We live our lives continually worried about the depletion of our natural resources. Our search for new sources of nutrients has, in just a few years, seen more new foods incorporated into our diets than in the last five centuries. We now eat flowers, fruit, leaves, seeds and exotic roots and even, on occasion, plankton.
We unknowingly eat fillets of foreign species of fish which are disguised with commercial names to induce confidence.
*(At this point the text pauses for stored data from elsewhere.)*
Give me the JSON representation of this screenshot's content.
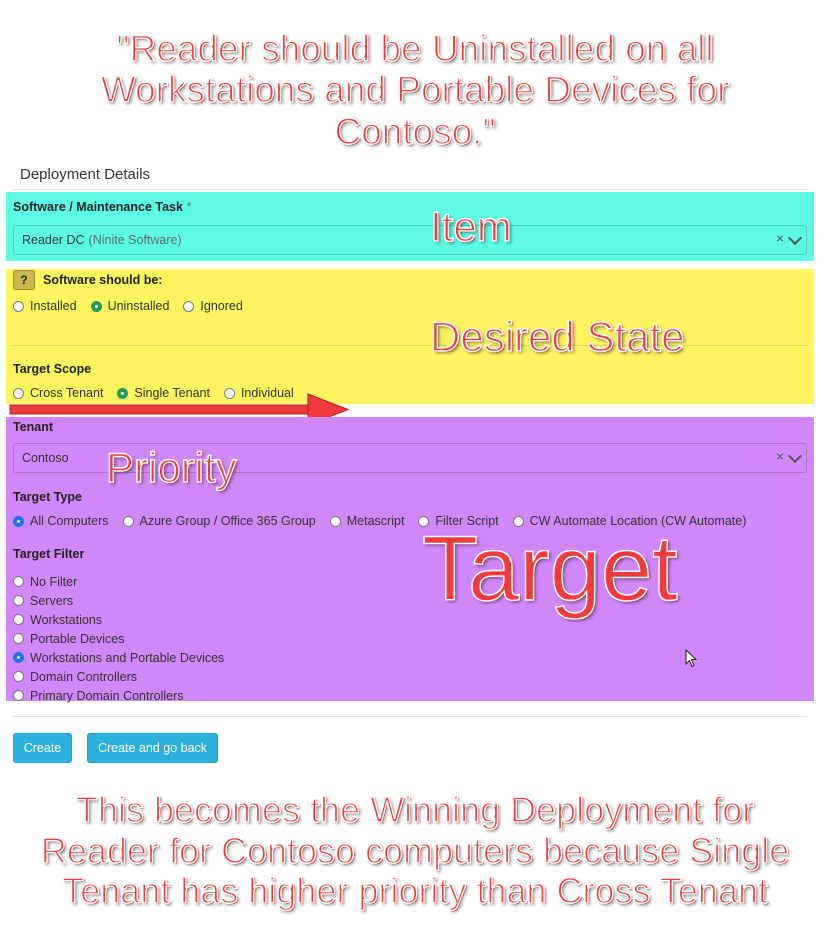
{
  "annotations": {
    "quote_line1": "\"Reader should be Uninstalled on all",
    "quote_line2": "Workstations and Portable Devices for",
    "quote_line3": "Contoso.\"",
    "item": "Item",
    "desired_state": "Desired State",
    "priority": "Priority",
    "target": "Target",
    "bottom_line1": "This becomes the Winning Deployment for",
    "bottom_line2": "Reader for Contoso computers because Single",
    "bottom_line3": "Tenant has higher priority than Cross Tenant"
  },
  "form": {
    "section_title": "Deployment Details",
    "software_label": "Software / Maintenance Task",
    "required_mark": "*",
    "software_value": "Reader DC",
    "software_suffix": "(Ninite Software)",
    "clear_icon": "×",
    "caret_icon": "⌄",
    "help_badge": "?",
    "state_label": "Software should be:",
    "state_options": [
      "Installed",
      "Uninstalled",
      "Ignored"
    ],
    "state_selected": "Uninstalled",
    "scope_label": "Target Scope",
    "scope_options": [
      "Cross Tenant",
      "Single Tenant",
      "Individual"
    ],
    "scope_selected": "Single Tenant",
    "tenant_label": "Tenant",
    "tenant_value": "Contoso",
    "type_label": "Target Type",
    "type_options": [
      "All Computers",
      "Azure Group / Office 365 Group",
      "Metascript",
      "Filter Script",
      "CW Automate Location (CW Automate)"
    ],
    "type_selected": "All Computers",
    "filter_label": "Target Filter",
    "filter_options": [
      "No Filter",
      "Servers",
      "Workstations",
      "Portable Devices",
      "Workstations and Portable Devices",
      "Domain Controllers",
      "Primary Domain Controllers"
    ],
    "filter_selected": "Workstations and Portable Devices",
    "create_button": "Create",
    "create_back_button": "Create and go back"
  },
  "colors": {
    "item_highlight": "#5cfde1",
    "state_highlight": "#fdf460",
    "target_highlight": "#d287f8",
    "annotation_red": "#ef3b3b",
    "button_blue": "#2bb0db"
  }
}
However, there are some things that we would find difficult to eat, such as insects, no matter how much time has been invested in studies and campaigns to convince us that they are the most viable source of protein for the not too distant future.
There is a reason for this, which anthropologists Lorenzo Mariano Juárez and Julián López García explain very well in an article published in the Colección E-Books ICAF (International Commission on Food Anthropology), and it is none other than food culture.
No longer human
They argue that "even in situations of extreme hunger, humans will not eat just anything to fill their stomachs", and add that "forcing people to eat something unpleasant [...] can satisfy their hunger, but it can also lead to the annulment of the definition of being human".
In other words, we are defined by what we eat, but we are also defined by the extent of what we refuse to eat, including things that are appreciated as a delicacy in other cultures.
The horse meat scandal
We found it scandalous that we were being given horse meat in certain meat products, and there are people from other cultures (and religions) who would prefer not to eat at all rather than let pork or beef pass their lips.
In Spanish, the popular insult "que te den morcilla" (I hope they give you black pudding) comes from a time when consuming the blood of an animal was considered disgusting. Now black pudding is found on most restaurants' menus throughout the country.
This goes to show that we will eat everything, within reason, and there are foods that we have a hard time getting used to, no matter how healthy and nutritious they tell us they are. But we get there.